One of the first that comes to mind on simply looking at it is how it manages to incorporate design inspiration from the gorgeous curves of cars and planes designed in the 1940s and 50s—sometimes said to be a "golden era" in transportation aesthetics—with 21st-century microengineering to create a unique futuristic feel.
As a celebration of that golden era, MB&F has—a year after the release of company co-founder Maximilian Büsser's improbable and stunning original Horological Machine No.9 AKA HM9 Flow—unveiled the HM9 ‘Flow’ Red Gold.
The first timepiece came in a pair of titanium editions at just 33 pieces per model. The Red Gold follows that model with its own limited editions, the "Air" and the "Road." But it is poised to become an even more valuable investment, as MB&F will only craft 18 units per model.
That's understandable when you consider both Air and Road have been created with precious 18 karat gold.
As to what differentiates the models, MB&F said in their announcement that it's all about the dials—at least where visible differences are concerned. One has been designed with midcentury airplane instrument gauges in mind while the other is reminiscent of a classic car's speedometer.

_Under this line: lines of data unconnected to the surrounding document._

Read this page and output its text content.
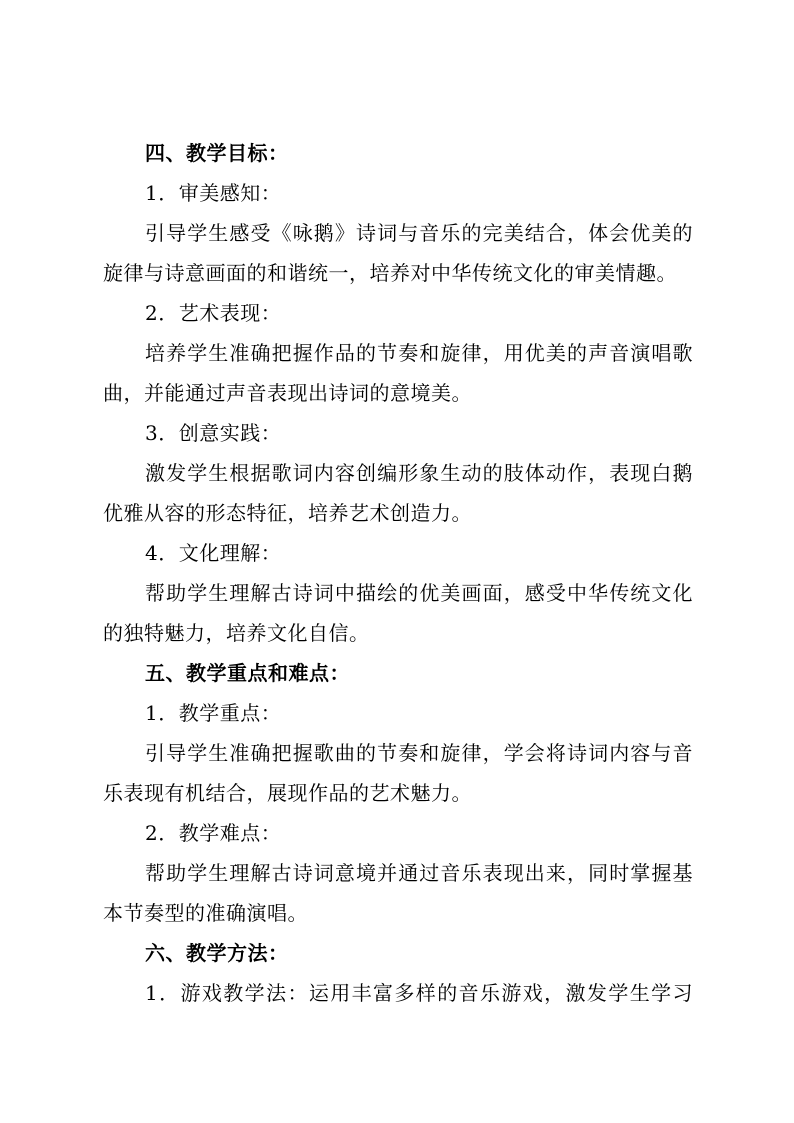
四、教学目标：
1．审美感知：
引导学生感受《咏鹅》诗词与音乐的完美结合，体会优美的
旋律与诗意画面的和谐统一，培养对中华传统文化的审美情趣。
2．艺术表现：
培养学生准确把握作品的节奏和旋律，用优美的声音演唱歌
曲，并能通过声音表现出诗词的意境美。
3．创意实践：
激发学生根据歌词内容创编形象生动的肢体动作，表现白鹅
优雅从容的形态特征，培养艺术创造力。
4．文化理解：
帮助学生理解古诗词中描绘的优美画面，感受中华传统文化
的独特魅力，培养文化自信。
五、教学重点和难点：
1．教学重点：
引导学生准确把握歌曲的节奏和旋律，学会将诗词内容与音
乐表现有机结合，展现作品的艺术魅力。
2．教学难点：
帮助学生理解古诗词意境并通过音乐表现出来，同时掌握基
本节奏型的准确演唱。
六、教学方法：
1．游戏教学法：运用丰富多样的音乐游戏，激发学生学习
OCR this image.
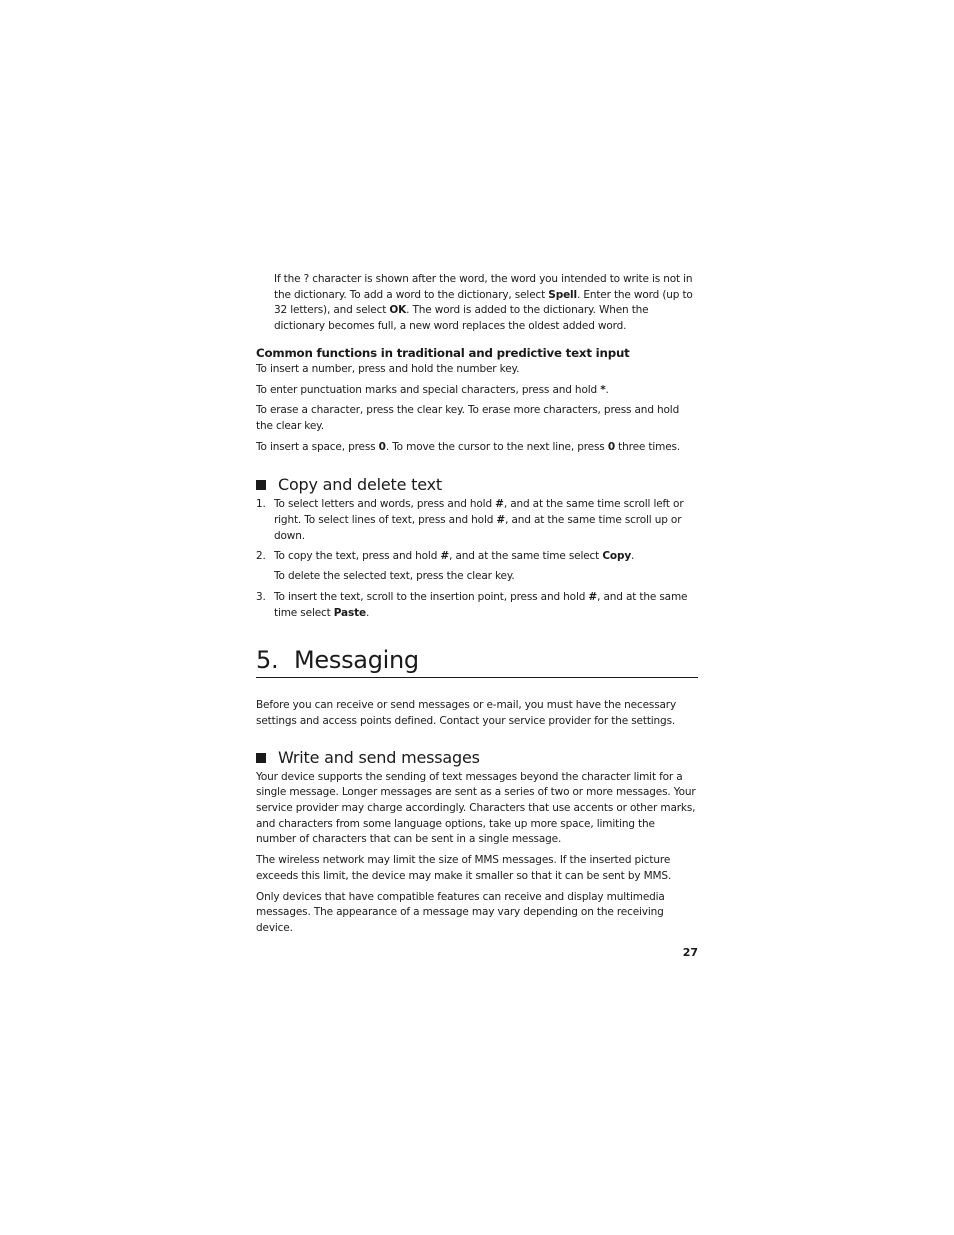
If the ? character is shown after the word, the word you intended to write is not in the dictionary. To add a word to the dictionary, select Spell. Enter the word (up to 32 letters), and select OK. The word is added to the dictionary. When the dictionary becomes full, a new word replaces the oldest added word.

Common functions in traditional and predictive text input

To insert a number, press and hold the number key.

To enter punctuation marks and special characters, press and hold *.

To erase a character, press the clear key. To erase more characters, press and hold the clear key.

To insert a space, press 0. To move the cursor to the next line, press 0 three times.

Copy and delete text
1. To select letters and words, press and hold #, and at the same time scroll left or right. To select lines of text, press and hold #, and at the same time scroll up or down.

2. To copy the text, press and hold #, and at the same time select Copy.

To delete the selected text, press the clear key.

3. To insert the text, scroll to the insertion point, press and hold #, and at the same time select Paste.

5. Messaging

Before you can receive or send messages or e-mail, you must have the necessary settings and access points defined. Contact your service provider for the settings.

Write and send messages

Your device supports the sending of text messages beyond the character limit for a single message. Longer messages are sent as a series of two or more messages. Your service provider may charge accordingly. Characters that use accents or other marks, and characters from some language options, take up more space, limiting the number of characters that can be sent in a single message.

The wireless network may limit the size of MMS messages. If the inserted picture exceeds this limit, the device may make it smaller so that it can be sent by MMS.

Only devices that have compatible features can receive and display multimedia messages. The appearance of a message may vary depending on the receiving device.

27
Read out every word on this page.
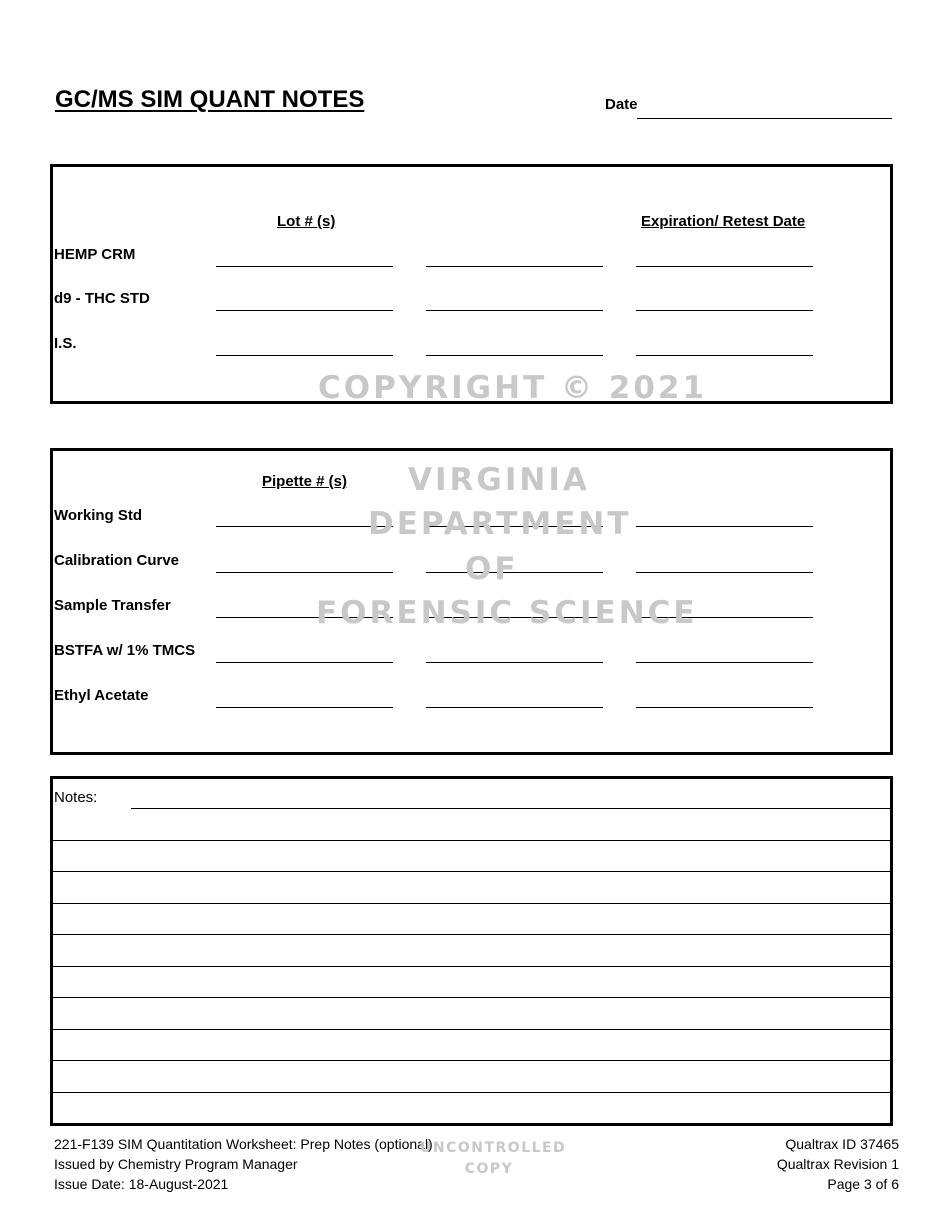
GC/MS SIM QUANT NOTES	Date
Lot # (s)	Expiration/ Retest Date
HEMP CRM
d9 - THC STD
I.S.
COPYRIGHT © 2021
Pipette # (s)
Working Std
Calibration Curve
Sample Transfer
BSTFA w/ 1% TMCS
Ethyl Acetate
VIRGINIA
DEPARTMENT
OF
FORENSIC SCIENCE
Notes:
221-F139 SIM Quantitation Worksheet: Prep Notes (optional)
Issued by Chemistry Program Manager
Issue Date: 18-August-2021
Qualtrax ID 37465
Qualtrax Revision 1
Page 3 of 6
UNCONTROLLED
COPY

Under the hood, however, there are more subtle variations. The movements in one are darkened metal while the other is plated with rhodium. And in one model the balance wheel is rhodium, but the other is red gold.
Aside from the HM9's striking appearance, it sets itself apart with those balance wheels, which are key to the watch's mechanical functioning. Each wheel is beating at a different rate while an internal sapphire averages between them—providing the HM9 Red Gold with what amounts to twinned "heartbeats."